The SciAm article no longer uses the word "cocktail," true. But it did when first written.
Check out the Google cache version, which embarrassed science hacks can't so easily change:
http://66.102.9.104/search?q=cache:iXgzqjMooJYJ:www.sciammind.com/article.cfm%3FarticleID%3D0306422B-E7F2-99DF-3809798634B2D416+%22cocktail+of+gamma-aminobutyric+acid+(GABA)%22&hl=en&ct=clnk&cd=1&gl=uk
You sir, I feel, are on the side of the crazed Boffins intent on destroying our society with your fiendish brains-in-a-jar tanks.
Your propaganda trying to allay our fears with scientific mumbo-jumbo may include large amounts of accuracy, but won't distract us from the vision of cyborg operated death machines rolling over our front lawns.
No, you say it's bullshit, but THEY always say that - and clearly you are one of THEM - you know way too much not to be.
Mr Page I salute you and your timely warning, set phasers to murder death kill, we'll see you in the trenches..
I think the most worrying conclusion to this technology is the potential for imprinting selected memories.
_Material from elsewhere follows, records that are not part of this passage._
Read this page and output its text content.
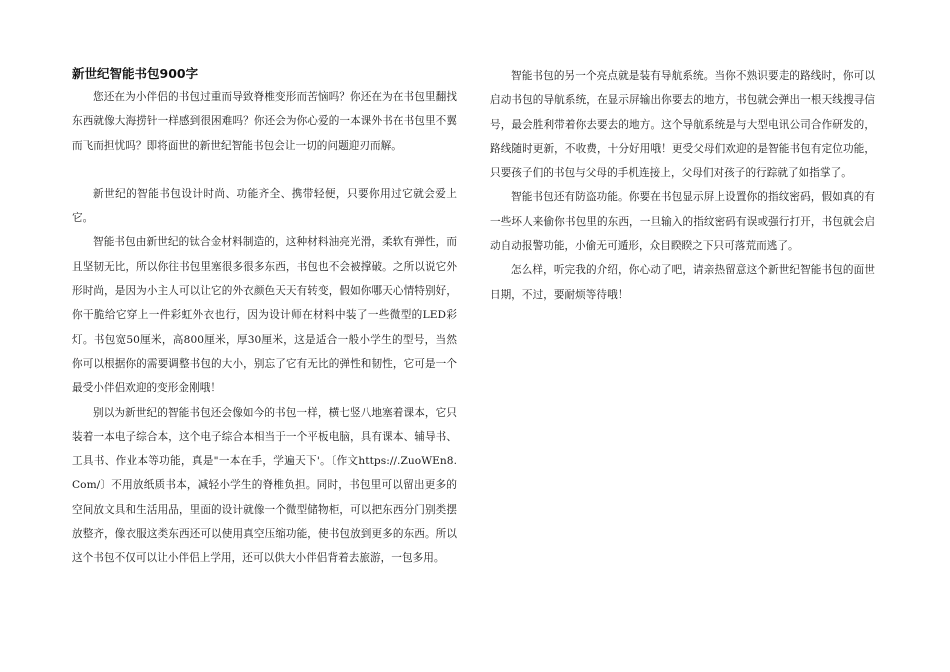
新世纪智能书包900字

您还在为小伴侣的书包过重而导致脊椎变形而苦恼吗？你还在为在书包里翻找东西就像大海捞针一样感到很困难吗？你还会为你心爱的一本课外书在书包里不翼而飞而担忧吗？即将面世的新世纪智能书包会让一切的问题迎刃而解。

新世纪的智能书包设计时尚、功能齐全、携带轻便，只要你用过它就会爱上它。

智能书包由新世纪的钛合金材料制造的，这种材料油亮光滑，柔软有弹性，而且坚韧无比，所以你往书包里塞很多很多东西，书包也不会被撑破。之所以说它外形时尚，是因为小主人可以让它的外衣颜色天天有转变，假如你哪天心情特别好，你干脆给它穿上一件彩虹外衣也行，因为设计师在材料中装了一些微型的LED彩灯。书包宽50厘米，高800厘米，厚30厘米，这是适合一般小学生的型号，当然你可以根据你的需要调整书包的大小，别忘了它有无比的弹性和韧性，它可是一个最受小伴侣欢迎的变形金刚哦！

别以为新世纪的智能书包还会像如今的书包一样，横七竖八地塞着课本，它只装着一本电子综合本，这个电子综合本相当于一个平板电脑，具有课本、辅导书、工具书、作业本等功能，真是"一本在手，学遍天下'。〔作文https://.ZuoWEn8.Com/〕不用放纸质书本，减轻小学生的脊椎负担。同时，书包里可以留出更多的空间放文具和生活用品，里面的设计就像一个微型储物柜，可以把东西分门别类摆放整齐，像衣服这类东西还可以使用真空压缩功能，使书包放到更多的东西。所以这个书包不仅可以让小伴侣上学用，还可以供大小伴侣背着去旅游，一包多用。

智能书包的另一个亮点就是装有导航系统。当你不熟识要走的路线时，你可以启动书包的导航系统，在显示屏输出你要去的地方，书包就会弹出一根天线搜寻信号，最会胜利带着你去要去的地方。这个导航系统是与大型电讯公司合作研发的，路线随时更新，不收费，十分好用哦！更受父母们欢迎的是智能书包有定位功能，只要孩子们的书包与父母的手机连接上，父母们对孩子的行踪就了如指掌了。

智能书包还有防盗功能。你要在书包显示屏上设置你的指纹密码，假如真的有一些坏人来偷你书包里的东西，一旦输入的指纹密码有误或强行打开，书包就会启动自动报警功能，小偷无可遁形，众目睽睽之下只可落荒而逃了。

怎么样，听完我的介绍，你心动了吧，请亲热留意这个新世纪智能书包的面世日期，不过，要耐烦等待哦！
Can you imagine creating cyborg warriors that have had carefully contructed memories designed to produce total fanatics?
Some thing any extreme organisation would give their collective right arms for. Imagine hordes of fanatical constructs with religio/political axes to grind! Bring back Skynet!
Hmmmm....perhaps the good Mad Scientists(tm) of Tel Aviv should also take a look at "BEAR" as reported on Slashdot, the Beeb and in this weeks New Scientist as a likely candidate for implanting Brains-In-A-Can. Now there's a machine that appears to know the meaning of rising up (and runing away really fast I would hope).
http://hardware.slashdot.org/hardware/07/06/07/1631239.shtml
http://news.bbc.co.uk/2/hi/health/6729745.stm
http://www.newscientisttech.com/channel/tech/mg19426076.200-battlefield-bear-robot-to-rescue-fallen-soldiers.html
I started reading Scientific American in 1975. In those days it was a 'proper' science publication on a par with New Scientist and contained articles that were informative, intellectualy challenging and very well written.
Now, sadly, it's turned into a coffee table magazine that glosses over difficult concepts and delivers easily skimmed summaries.
The Reg's treatment of this story is all that SciAm deserves.